CAMINHOS E DESCAMINHOS DO GRANDE JOGO…
Voltando ao batente depois de um tempo reflexivo, se deveria, ou não, tecer comentários sobre o peladobol vigente, emoldurado pelas grandiosas emoções de jogos disputados quase no tapa, com médias de 26,2 erros de fundamentos a cada jogo, e com, cada vez mais predominância dos arremessos de três sobre os de dois, e claro, com uma ou duas exceções de equipes que arriscam algo de novo taticamente, muito pouco num cenário devastador de mesmice endêmica, que remete o grande jogo à vala comum da mediocridade, comprovada com a retomada hermana na última competição internacional, e claras evidências de que dificilmente sairemos deste limbo imposto coercivamente desde as categorias de base, em torno de um sistema de jogo anacrônico e absolutamente burro de jogar, exceto para a turma do arromba que o defende ao preço que for, afinal, trata-se de um mercado de trabalho restrito, movido e imposto por um corporativismo, que se não demolido, nos enterrará definitivamente perante o concerto internacional, porém plenamente satisfeito com com o brilhareco tupiniquim, a que se apegam com o desespero dos náufragos em seus estertores…
Desculpem os poucos leitores, mesmo aqueles que ainda se dão ao trabalho de assistir jogos falhos e destituídos de técnicas individuais e coletivas nos fundamentos, e absolutamente pífios taticamente, apesar dos rompantes escatológicos de estrategistas que confiam mais nos rabiscos desconexos em suas hilariantes pranchetas, que para alguns falam e expõem soluções, do que dotar seus jogadores de ensinamentos técnicos, treinamentos plenos de criatividade e improviso, base do espírito coletivista, numa modalidade coletiva, e não portal de egolatrias e pseudo lideranças…

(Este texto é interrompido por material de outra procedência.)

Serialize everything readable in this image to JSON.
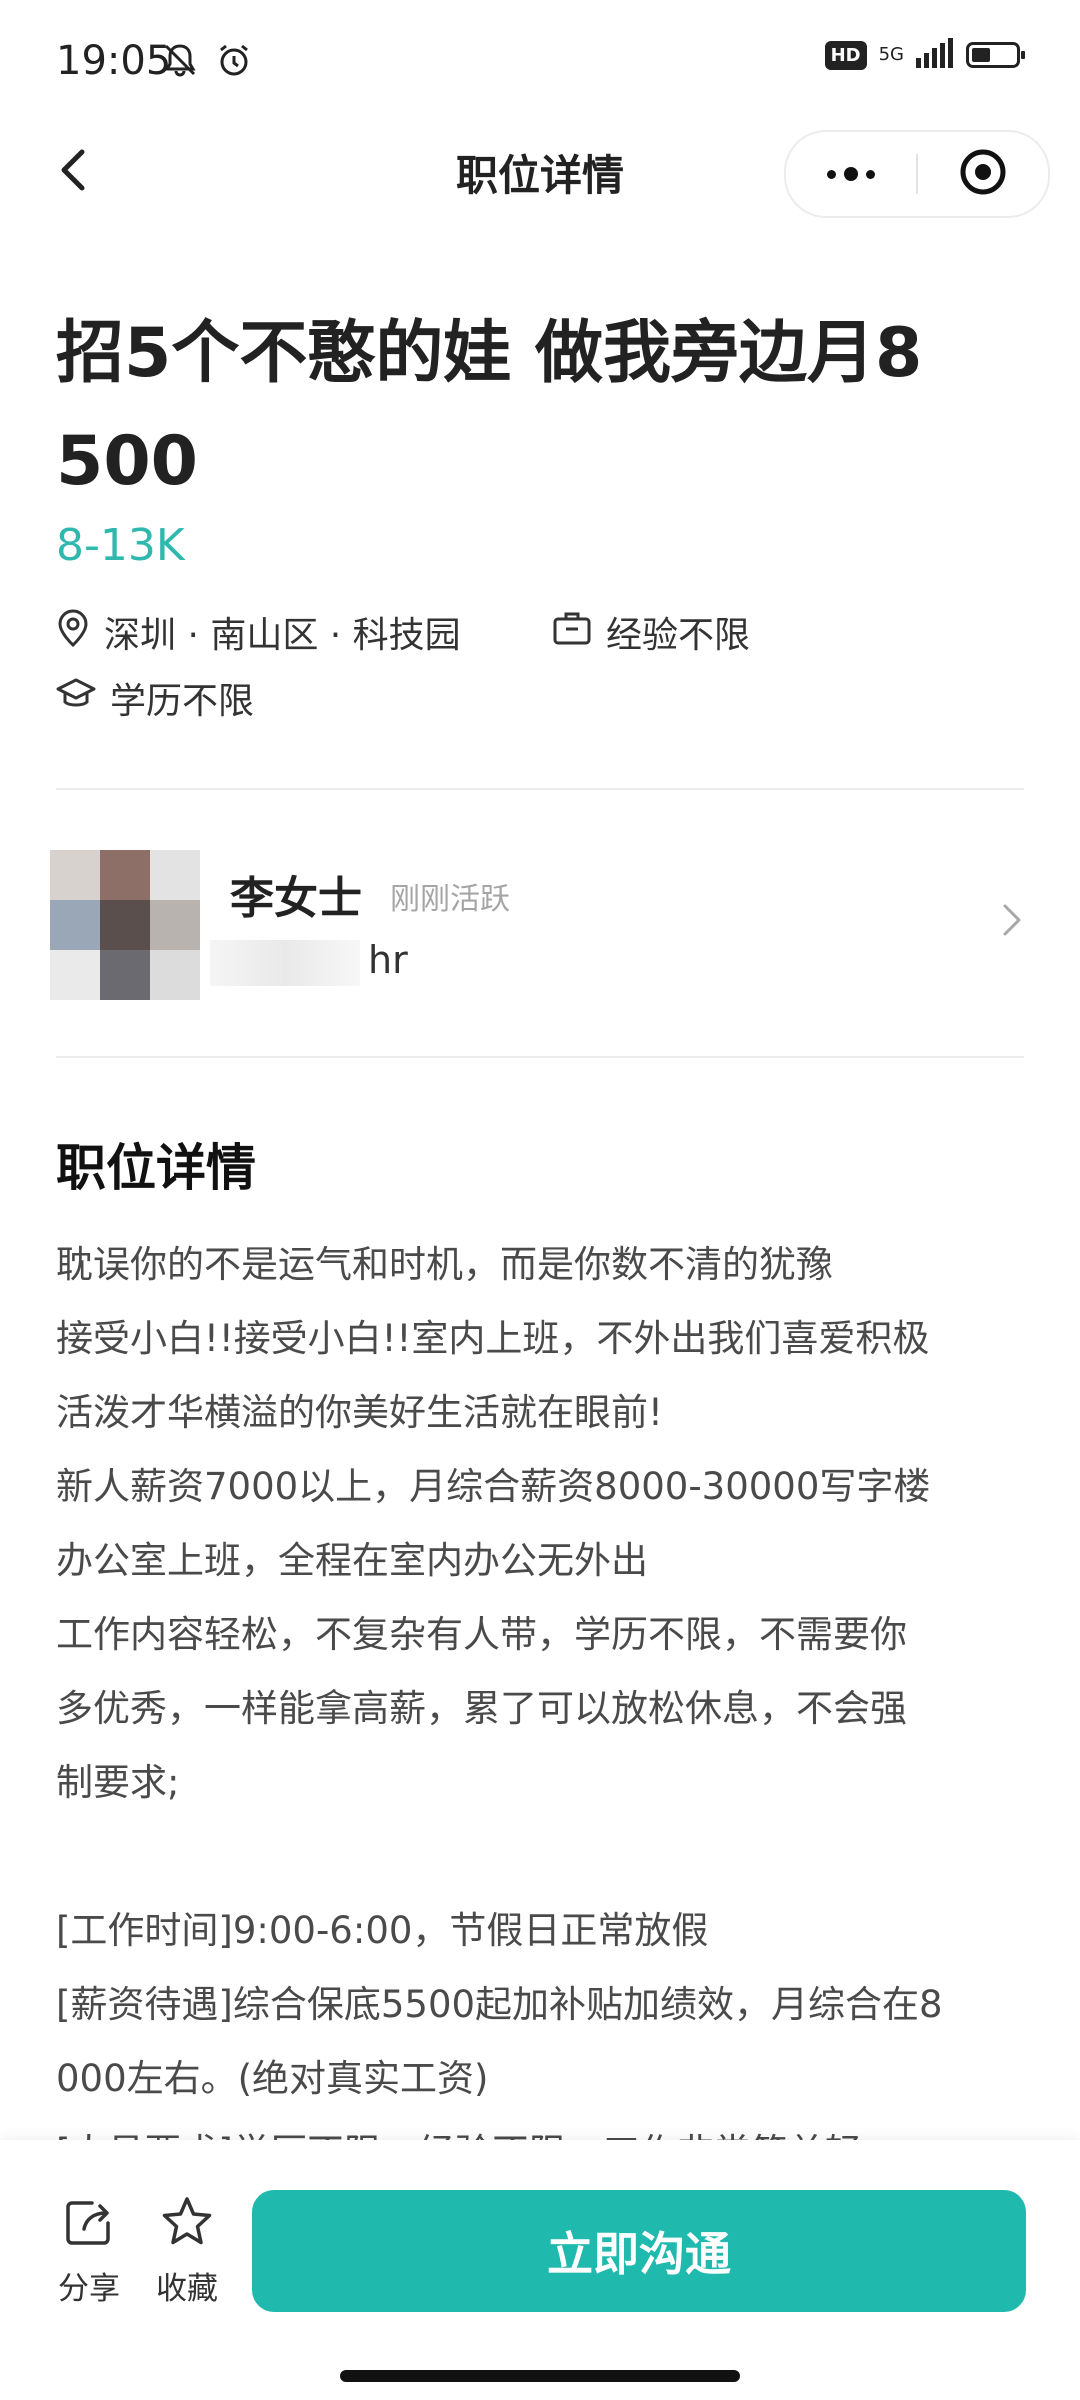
{
  "status_bar": {
    "time": "19:05",
    "hd": "HD",
    "network": "5G",
    "icons": [
      "bell-off-icon",
      "alarm-icon",
      "signal-icon",
      "battery-icon"
    ]
  },
  "nav": {
    "title": "职位详情",
    "icons": [
      "back-icon",
      "more-icon",
      "target-icon"
    ]
  },
  "job": {
    "title": "招5个不憨的娃 做我旁边月8500",
    "title_line1": "招5个不憨的娃 做我旁边月8",
    "title_line2": "500",
    "salary": "8-13K",
    "location": "深圳 · 南山区 · 科技园",
    "experience": "经验不限",
    "education": "学历不限"
  },
  "recruiter": {
    "name": "李女士",
    "active_status": "刚刚活跃",
    "role": "hr"
  },
  "details": {
    "title": "职位详情",
    "lines": [
      "耽误你的不是运气和时机，而是你数不清的犹豫",
      "接受小白!!接受小白!!室内上班，不外出我们喜爱积极",
      "活泼才华横溢的你美好生活就在眼前!",
      "新人薪资7000以上，月综合薪资8000-30000写字楼",
      "办公室上班，全程在室内办公无外出",
      "工作内容轻松，不复杂有人带，学历不限，不需要你",
      "多优秀，一样能拿高薪，累了可以放松休息，不会强",
      "制要求;",
      "",
      "[工作时间]9:00-6:00，节假日正常放假",
      "[薪资待遇]综合保底5500起加补贴加绩效，月综合在8",
      "000左右。(绝对真实工资)",
      "[人员要求]学历不限，经验不限，工作非常简单轻"
    ]
  },
  "bottom_bar": {
    "share": "分享",
    "favorite": "收藏",
    "chat_button": "立即沟通"
  },
  "colors": {
    "accent": "#20b9ae",
    "salary": "#2fb8ae"
  }
}
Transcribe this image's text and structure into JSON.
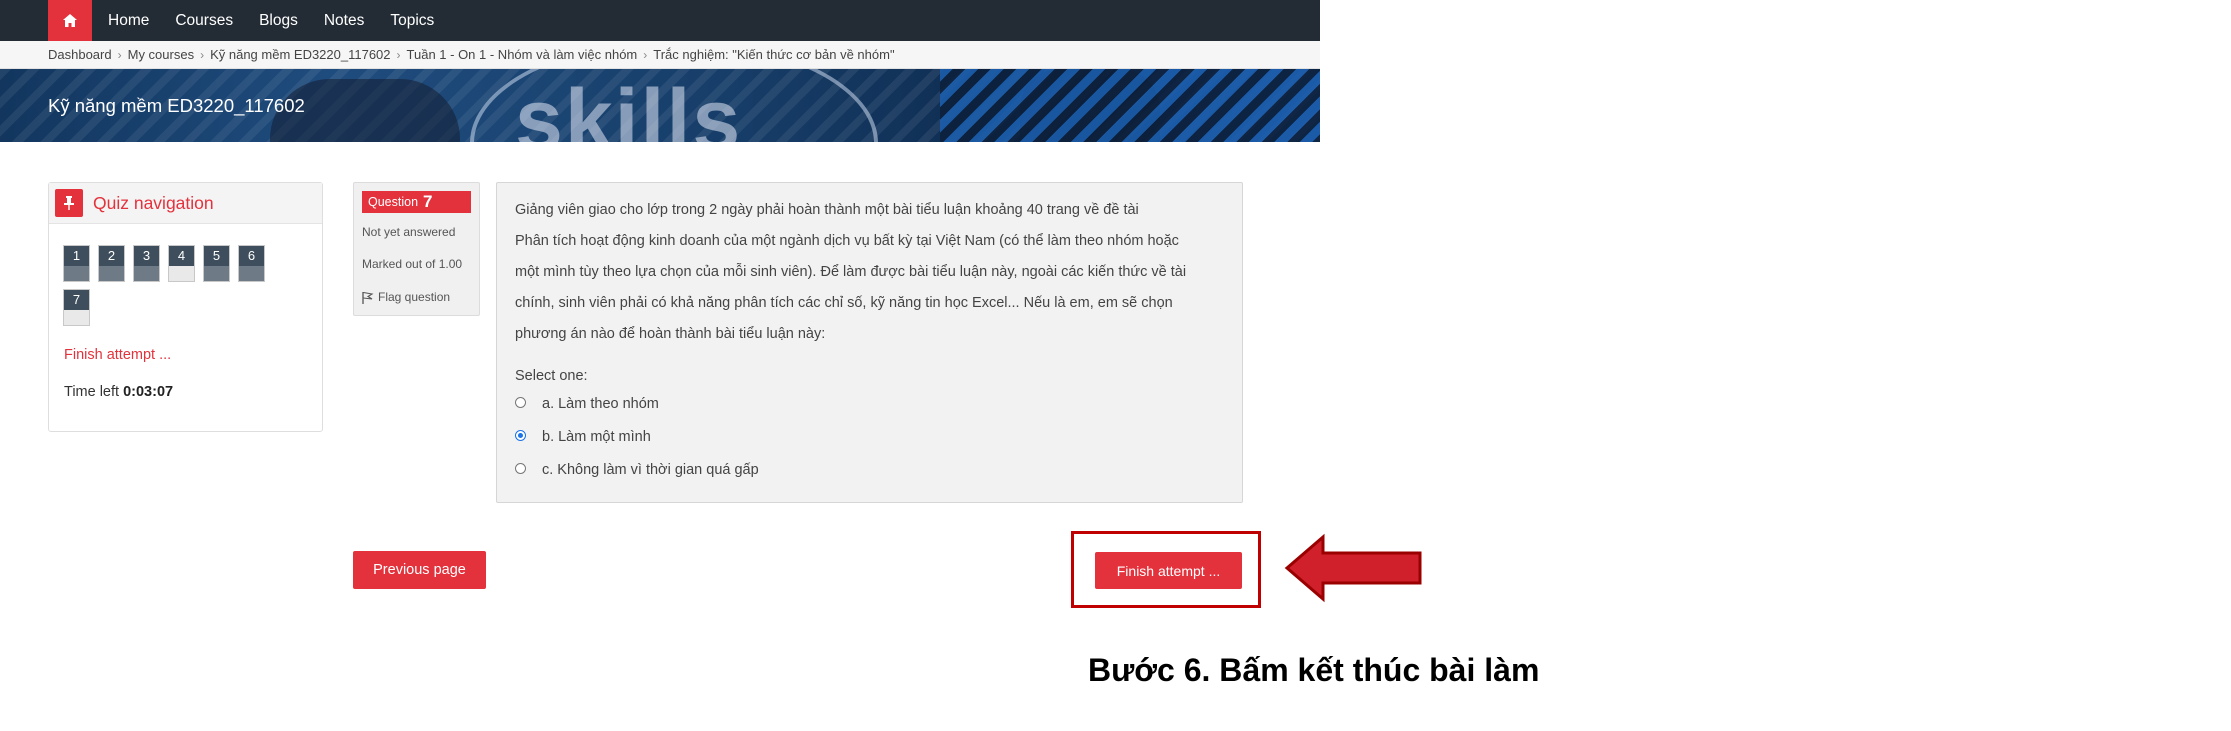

Desculpem mais uma vez, mas acima de tudo, de torcidas distorcidas sou um técnico, um professor de basquetebol, e como tal devo me reportar aos fatos, às reais situações de jogo, e não a rasgos ufanistas desprovidos de lógica, do bem jogar e compreender o grande jogo, realidades cada vez mais ausentes em nossas quadras, agora palco de vedetismos ao lado delas, institucionalização do palavrório mais chulo e ofensivo aos que assistem as transmissões, principalmente os mais jovens, aceito e perdoado pelos que transmitem e comentam, quando não cometem os mais primários erros de informação técnica, e o mais icônico, quando jovens entrevistadoras se dirigem aos jogadores e técnicos opinando sobre sistemas e estratégias de jogo de suas concepções, solicitando dos mesmos opiniões sobre o exposto, quando deveriam obter como respostas uma simples meia volta, envolta no mutismo definidor da fronteira que deveria separar com a mais absoluta clareza uma entrevista, de uma colocação técnico tática equivocada e desprovida de conhecimentos básicos…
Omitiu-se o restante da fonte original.